Krauthammer on Obamacare Victory Lap: "It Is A Phony Number And It's Wonderfully Precise"
BRET BAIER: What I'm finding interesting is the different tone here. You know, when all the questions were about the health care plans that were -- that people lost because they were told that their plans didn't match up. It was about 6 million or more, and the administration at that time said that is a small sliver. It is only 5% of the population. But now, at 7 million, it is this bring out the balloons and cheer in the Rose Garden, but that 6.2 was a sliver. You understand?

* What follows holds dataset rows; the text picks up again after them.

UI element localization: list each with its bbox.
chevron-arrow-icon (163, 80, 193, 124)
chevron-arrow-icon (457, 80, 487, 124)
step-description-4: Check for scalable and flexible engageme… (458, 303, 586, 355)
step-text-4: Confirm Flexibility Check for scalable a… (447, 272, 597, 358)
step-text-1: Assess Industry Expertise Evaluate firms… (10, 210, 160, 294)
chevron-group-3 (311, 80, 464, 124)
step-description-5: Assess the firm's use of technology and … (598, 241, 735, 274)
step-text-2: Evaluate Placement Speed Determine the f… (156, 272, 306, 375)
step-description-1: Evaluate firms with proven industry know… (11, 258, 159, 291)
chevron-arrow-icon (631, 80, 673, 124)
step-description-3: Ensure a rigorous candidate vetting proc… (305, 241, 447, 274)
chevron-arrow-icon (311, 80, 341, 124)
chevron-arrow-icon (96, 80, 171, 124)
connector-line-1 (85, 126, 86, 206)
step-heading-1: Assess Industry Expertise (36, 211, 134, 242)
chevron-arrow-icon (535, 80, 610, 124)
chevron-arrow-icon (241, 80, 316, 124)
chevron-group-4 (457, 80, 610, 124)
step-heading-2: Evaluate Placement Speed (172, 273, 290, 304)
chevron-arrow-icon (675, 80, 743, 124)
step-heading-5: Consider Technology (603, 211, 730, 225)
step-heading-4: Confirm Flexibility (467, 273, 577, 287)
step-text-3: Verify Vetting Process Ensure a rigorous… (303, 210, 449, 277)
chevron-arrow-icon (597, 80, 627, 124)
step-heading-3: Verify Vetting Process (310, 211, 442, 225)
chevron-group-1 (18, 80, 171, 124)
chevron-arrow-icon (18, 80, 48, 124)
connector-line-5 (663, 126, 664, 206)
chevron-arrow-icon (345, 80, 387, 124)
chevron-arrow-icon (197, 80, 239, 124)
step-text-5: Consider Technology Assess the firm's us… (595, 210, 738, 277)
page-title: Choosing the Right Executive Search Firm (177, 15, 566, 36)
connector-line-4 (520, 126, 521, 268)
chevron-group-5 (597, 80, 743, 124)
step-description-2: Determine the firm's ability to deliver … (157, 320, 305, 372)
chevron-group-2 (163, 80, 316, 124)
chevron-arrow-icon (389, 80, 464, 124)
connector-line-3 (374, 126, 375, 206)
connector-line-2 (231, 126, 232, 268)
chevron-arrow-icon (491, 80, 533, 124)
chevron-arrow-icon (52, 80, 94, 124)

CHARLES KRAUTHAMMER: I understand. It's a sliver if it hurts you, and it's gigantic if it helps you. Look, and it's also -- look, this is a phony number and it's wonderfully precise. You know, these guys go six months without any idea what the numbers are, and all of a sudden, it's to a decimal point. 7.1, not 7.2. But of course, it's meaningless because, a, we don't know how many of them have paid. And it's an enrollment number that's not enrollment, but the more important one is how many were previously uninsured?
The point of the plan, the point of revolutionizing a sixth of the economy, the point of kicking off a program that's going to cost $2 trillion over a decade, was to insure the uninsured. If it turns out that the overwhelming majority of the so-called 7.1 were people who had health insurance, liked their health insurance, were renewing their health insurance and got kicked off their health insurance, whose lives are disrupted, premiums are raised, deductibles are raised, and lost their doctors are now among the 7.1, it's a net negative, but they won't tell us the number.
And the real issue here for the political impact, will the media still pursue the real numbers? Are they going to say 7 is done and they're not going to revisit how many have actually paid, how many were previously uninsured, and of course, how many are young and healthy?